The Agile Monster
Big agile monster

The Agile Monster

A developer once came up to me, and asked me, what is agile for you? This developer was not a junior. This was a guy that was in the field for at least 10 years working with various big corporations. I related the question to his sense of unbelief that agile exists. This hunted me for a few days. Once you work in a company where you live agile values, you see it; you get it, it’s an experience.

I worked in the same place as he did and recognized his pain.

Story or Requirement?

Most teams I met use scrum, within a scrum sprint, engineering teams often use the concept of a user story. A user story should be a short, simple description of an end user’s need. I noticed that it’s often a requirement that came from somewhere and had nothing to do with stories.

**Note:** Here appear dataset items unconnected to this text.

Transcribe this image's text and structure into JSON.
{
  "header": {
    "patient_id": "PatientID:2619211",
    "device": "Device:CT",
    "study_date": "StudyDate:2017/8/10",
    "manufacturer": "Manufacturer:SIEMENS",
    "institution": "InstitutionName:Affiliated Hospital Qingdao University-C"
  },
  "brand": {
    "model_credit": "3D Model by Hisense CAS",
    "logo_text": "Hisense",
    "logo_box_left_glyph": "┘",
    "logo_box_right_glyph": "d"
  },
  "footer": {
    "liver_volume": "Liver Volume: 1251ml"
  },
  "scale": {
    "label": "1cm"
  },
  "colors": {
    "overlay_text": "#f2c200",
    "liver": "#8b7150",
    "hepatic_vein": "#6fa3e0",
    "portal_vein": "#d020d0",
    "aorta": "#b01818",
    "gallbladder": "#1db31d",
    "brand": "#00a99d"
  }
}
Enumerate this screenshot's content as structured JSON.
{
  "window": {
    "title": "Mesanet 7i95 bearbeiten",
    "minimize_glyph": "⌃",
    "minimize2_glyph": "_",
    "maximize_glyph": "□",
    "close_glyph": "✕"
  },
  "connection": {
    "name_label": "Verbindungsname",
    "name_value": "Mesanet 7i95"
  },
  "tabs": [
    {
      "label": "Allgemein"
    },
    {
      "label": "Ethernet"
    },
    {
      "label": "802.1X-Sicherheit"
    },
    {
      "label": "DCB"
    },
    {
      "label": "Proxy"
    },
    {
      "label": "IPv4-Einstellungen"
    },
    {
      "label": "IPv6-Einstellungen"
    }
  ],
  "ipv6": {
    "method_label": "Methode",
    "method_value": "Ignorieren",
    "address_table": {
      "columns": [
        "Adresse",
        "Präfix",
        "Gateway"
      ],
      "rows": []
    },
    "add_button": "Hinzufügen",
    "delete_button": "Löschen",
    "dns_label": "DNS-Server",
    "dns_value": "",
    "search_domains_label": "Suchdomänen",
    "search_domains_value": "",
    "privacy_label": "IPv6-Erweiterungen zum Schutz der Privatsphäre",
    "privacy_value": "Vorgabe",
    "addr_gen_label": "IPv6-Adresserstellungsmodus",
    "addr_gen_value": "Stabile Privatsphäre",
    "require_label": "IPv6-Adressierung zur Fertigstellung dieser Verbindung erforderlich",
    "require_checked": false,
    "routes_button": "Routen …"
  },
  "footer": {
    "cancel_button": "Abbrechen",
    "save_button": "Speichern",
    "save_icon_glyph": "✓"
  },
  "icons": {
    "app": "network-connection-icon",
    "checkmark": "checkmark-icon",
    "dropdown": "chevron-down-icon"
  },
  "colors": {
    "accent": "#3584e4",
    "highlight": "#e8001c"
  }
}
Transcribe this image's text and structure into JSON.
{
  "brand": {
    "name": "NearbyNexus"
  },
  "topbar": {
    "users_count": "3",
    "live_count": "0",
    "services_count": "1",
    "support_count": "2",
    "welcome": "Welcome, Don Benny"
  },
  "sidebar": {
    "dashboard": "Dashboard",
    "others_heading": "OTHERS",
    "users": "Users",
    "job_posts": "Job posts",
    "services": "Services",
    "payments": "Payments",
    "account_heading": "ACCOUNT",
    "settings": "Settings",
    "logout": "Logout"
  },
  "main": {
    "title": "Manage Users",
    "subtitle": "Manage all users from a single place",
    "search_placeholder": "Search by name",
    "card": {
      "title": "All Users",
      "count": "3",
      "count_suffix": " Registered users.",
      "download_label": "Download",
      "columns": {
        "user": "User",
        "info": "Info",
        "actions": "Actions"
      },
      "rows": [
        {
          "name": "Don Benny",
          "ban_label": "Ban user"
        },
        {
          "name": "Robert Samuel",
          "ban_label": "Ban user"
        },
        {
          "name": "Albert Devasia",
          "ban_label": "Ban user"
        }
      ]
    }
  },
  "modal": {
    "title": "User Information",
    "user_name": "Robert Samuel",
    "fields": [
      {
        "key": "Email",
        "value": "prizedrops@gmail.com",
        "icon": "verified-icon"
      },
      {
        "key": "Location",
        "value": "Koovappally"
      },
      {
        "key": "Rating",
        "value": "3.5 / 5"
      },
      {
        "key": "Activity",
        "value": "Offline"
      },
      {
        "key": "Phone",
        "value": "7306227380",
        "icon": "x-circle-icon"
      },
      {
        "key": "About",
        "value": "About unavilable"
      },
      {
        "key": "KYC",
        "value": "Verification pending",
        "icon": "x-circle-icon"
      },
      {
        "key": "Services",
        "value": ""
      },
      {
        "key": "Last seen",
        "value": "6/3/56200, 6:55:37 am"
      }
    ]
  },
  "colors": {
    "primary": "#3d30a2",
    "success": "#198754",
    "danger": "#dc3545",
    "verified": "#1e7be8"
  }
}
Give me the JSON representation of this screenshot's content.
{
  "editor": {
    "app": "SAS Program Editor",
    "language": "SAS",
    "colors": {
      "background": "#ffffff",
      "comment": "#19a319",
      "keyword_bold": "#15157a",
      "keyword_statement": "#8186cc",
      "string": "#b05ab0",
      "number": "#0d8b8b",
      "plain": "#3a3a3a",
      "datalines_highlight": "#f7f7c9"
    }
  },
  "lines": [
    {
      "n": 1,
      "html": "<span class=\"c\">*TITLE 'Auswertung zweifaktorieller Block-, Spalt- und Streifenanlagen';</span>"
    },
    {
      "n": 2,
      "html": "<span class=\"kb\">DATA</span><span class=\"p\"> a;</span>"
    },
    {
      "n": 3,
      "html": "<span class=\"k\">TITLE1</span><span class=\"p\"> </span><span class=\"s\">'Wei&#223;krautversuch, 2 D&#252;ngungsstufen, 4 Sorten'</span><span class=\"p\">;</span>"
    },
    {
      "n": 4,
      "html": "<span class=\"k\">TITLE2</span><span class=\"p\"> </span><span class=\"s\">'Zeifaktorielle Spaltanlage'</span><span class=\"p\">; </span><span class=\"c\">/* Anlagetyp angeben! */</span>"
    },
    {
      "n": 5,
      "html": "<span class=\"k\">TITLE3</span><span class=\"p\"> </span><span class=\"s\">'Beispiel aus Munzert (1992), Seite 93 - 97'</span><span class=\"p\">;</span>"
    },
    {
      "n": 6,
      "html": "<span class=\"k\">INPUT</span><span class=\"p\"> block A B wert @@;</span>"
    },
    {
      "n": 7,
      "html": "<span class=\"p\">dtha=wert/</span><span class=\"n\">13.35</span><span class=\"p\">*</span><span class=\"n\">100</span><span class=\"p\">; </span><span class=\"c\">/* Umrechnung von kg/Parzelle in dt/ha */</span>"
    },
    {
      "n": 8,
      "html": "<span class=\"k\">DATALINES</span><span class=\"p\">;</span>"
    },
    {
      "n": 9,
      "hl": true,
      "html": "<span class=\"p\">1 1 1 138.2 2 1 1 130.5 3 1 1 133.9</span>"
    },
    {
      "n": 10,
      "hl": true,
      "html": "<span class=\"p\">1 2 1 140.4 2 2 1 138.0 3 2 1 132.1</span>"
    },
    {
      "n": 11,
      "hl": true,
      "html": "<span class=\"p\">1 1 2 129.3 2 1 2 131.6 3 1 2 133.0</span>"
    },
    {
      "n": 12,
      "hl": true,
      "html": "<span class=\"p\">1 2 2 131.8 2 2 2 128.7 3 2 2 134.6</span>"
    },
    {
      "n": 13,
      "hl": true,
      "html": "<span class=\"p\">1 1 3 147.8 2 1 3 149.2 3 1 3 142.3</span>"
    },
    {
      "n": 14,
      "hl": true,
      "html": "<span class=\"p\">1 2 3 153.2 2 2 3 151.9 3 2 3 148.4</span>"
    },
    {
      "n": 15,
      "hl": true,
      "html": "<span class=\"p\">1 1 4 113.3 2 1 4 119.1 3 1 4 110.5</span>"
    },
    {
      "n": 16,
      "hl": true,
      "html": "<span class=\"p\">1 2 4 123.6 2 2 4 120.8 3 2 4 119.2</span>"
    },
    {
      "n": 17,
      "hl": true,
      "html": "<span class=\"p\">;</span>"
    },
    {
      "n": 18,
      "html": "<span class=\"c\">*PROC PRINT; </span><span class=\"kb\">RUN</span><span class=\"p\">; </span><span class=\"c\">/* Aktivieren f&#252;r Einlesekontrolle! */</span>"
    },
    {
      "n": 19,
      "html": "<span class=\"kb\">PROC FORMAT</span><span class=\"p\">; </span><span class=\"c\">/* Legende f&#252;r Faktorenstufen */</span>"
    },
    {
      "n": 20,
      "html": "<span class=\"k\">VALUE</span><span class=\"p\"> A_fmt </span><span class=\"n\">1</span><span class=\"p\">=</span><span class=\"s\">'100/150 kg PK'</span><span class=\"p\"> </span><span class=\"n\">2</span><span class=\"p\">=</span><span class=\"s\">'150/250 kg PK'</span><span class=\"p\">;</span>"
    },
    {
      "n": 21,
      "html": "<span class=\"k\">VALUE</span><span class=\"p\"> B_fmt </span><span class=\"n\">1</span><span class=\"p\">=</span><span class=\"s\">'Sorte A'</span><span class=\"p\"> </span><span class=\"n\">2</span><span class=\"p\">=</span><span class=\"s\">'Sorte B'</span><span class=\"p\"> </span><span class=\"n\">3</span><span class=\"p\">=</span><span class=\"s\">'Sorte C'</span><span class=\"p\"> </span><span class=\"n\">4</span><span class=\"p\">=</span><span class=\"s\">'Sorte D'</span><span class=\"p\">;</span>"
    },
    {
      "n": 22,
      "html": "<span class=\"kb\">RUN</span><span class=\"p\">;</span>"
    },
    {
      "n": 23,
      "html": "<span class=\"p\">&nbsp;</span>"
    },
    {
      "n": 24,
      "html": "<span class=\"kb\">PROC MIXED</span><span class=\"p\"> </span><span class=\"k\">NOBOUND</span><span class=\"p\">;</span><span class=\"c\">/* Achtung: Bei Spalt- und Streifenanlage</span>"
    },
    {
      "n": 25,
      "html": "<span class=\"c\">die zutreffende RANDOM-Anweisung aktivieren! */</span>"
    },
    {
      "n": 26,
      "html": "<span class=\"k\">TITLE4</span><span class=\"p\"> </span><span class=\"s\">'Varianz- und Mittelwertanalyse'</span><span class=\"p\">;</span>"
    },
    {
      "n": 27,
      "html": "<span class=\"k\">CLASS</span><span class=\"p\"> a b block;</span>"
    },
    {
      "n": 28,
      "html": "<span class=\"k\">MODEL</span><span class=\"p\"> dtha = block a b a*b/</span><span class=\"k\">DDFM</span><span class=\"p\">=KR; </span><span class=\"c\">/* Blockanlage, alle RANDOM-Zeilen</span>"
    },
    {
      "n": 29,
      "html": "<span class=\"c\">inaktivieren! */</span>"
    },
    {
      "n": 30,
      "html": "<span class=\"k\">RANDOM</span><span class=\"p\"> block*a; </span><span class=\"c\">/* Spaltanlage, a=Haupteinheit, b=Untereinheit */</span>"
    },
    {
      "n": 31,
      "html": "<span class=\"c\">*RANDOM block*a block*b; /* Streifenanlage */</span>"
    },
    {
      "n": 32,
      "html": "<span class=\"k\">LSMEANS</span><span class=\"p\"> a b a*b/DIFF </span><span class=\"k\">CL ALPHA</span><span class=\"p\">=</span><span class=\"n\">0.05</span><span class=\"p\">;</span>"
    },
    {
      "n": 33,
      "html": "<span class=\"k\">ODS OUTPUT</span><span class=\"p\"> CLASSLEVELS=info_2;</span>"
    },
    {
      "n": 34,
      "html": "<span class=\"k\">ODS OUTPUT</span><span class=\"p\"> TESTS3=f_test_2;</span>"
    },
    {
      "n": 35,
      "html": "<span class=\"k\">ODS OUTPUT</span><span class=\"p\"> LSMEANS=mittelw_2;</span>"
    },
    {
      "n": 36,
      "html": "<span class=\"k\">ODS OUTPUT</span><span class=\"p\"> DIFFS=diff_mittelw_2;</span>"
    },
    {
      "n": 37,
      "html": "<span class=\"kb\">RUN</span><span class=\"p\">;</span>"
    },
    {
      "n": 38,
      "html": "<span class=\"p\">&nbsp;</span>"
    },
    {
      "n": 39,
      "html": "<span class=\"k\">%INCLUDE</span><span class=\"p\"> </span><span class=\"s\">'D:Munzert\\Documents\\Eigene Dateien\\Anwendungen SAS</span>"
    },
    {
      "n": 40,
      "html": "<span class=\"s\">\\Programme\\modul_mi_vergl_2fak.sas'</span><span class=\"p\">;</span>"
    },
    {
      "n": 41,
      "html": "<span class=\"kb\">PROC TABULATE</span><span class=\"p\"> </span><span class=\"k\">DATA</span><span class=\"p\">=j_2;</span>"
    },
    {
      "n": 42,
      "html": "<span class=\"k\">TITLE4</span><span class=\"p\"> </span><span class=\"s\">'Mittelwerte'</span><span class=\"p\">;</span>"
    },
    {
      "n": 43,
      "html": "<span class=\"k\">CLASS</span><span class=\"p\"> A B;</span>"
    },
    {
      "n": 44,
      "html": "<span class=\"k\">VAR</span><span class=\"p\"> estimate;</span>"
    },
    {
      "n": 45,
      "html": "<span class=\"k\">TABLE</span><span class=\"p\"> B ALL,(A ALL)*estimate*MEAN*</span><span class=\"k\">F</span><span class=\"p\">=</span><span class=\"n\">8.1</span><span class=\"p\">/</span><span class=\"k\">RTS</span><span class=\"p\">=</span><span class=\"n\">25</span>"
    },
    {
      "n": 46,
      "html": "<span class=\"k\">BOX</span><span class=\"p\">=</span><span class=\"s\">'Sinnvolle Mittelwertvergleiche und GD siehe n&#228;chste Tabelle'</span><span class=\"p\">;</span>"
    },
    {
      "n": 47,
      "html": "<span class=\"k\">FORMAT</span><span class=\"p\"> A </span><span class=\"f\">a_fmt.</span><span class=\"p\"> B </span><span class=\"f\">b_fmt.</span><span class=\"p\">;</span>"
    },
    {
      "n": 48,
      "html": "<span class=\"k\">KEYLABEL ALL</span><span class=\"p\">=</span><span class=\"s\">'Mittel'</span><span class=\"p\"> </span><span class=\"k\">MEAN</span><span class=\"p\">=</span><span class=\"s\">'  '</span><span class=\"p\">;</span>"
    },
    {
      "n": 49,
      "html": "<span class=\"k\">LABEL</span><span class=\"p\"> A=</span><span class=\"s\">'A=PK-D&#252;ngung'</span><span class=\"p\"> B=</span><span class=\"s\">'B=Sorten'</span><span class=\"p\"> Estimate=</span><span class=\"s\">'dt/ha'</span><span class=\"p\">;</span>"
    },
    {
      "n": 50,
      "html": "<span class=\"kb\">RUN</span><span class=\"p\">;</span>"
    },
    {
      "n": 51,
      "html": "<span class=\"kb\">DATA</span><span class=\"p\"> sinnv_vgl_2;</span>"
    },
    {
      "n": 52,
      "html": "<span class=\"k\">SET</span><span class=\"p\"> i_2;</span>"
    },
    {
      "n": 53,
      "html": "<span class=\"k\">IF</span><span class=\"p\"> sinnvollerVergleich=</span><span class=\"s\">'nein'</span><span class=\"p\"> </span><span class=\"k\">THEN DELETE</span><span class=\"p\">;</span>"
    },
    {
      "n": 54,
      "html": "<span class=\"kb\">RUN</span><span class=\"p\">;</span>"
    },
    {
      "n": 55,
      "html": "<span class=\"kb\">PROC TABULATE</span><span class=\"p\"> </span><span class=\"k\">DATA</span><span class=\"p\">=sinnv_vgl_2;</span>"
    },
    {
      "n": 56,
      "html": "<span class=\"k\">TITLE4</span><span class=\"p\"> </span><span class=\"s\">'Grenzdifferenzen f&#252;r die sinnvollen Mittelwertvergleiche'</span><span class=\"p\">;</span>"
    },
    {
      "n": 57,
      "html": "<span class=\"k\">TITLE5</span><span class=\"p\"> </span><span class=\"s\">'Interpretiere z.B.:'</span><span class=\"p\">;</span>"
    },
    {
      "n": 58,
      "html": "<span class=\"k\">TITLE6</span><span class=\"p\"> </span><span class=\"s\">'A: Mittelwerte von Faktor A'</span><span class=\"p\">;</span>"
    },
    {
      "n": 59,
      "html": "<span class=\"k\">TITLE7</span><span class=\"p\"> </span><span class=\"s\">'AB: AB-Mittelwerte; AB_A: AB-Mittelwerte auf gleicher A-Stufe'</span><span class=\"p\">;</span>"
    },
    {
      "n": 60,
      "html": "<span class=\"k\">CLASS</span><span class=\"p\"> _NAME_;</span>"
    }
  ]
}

The engineering team discusses requirements to understand and break them up. If the requirement is unclear, the product owner[1] goes back into the organization and gets the new questions answered. The engineering team plans the requirements in sprints and commits to finishing them at the end of a sprint.

But where do these requirements come from?

Product managers.

Product managers handle the product roadmap, product vision, product strategy, and way more, but I’ve noticed that product managers define an extensive list of features to work on. I’ve seen this list being generated by top management as a quarterly plan.

Quarterly plan

Figuring out which ideas are valuable and which should be prioritized makes defining a quarterly plan hard. In order to achieve this, business cases are often formulated from those ideas. They want to know how much money or value a business case will make, versus how much money/time a business case will cost. This makes prioritization “easier”.

Business case

In order to calculate the business case cost, you have to know exactly what to build. This is where product managers/owners come back into the picture. They run around the organization to figure out what the idea entails and gather requirements from “the business”. Write them down and communicate with the engineering teams. Engineering teams plan sprints and cost is calculated.

Boom! Approved!

Management will approve business cases, prioritize and define quarterly planning, and set deadlines. Product owners prioritize their backlog, and engineering teams start work.

The plan is the goal!

The entire organization is now aligned to follow the quarterly plan. The business case is created, costs defined, and requirements set. In this stage, any change is unwelcome and any change will deviate from the quarterly plan. And we expect engineering teams to meet the promised quarterly plan.

This makes the plan the goal. Thus, it is now impossible to live the agile value:

Responding to change over following a plan

On schedule?

Agile with a schedule is not agile, it’s waterfall in disguise.

In the end, I don’t think that the developer that came up to me ever experienced any agile environment.  A place where collaboration is top priority, where changes are welcome, and where hypotheses are tested consistently.

That’s agile the monster.


1. The Product Owner is accountable for maximizing the value of the product resulting from the work of the Scrum Team. How this is done may vary widely across organizations, Scrum Teams, and individuals.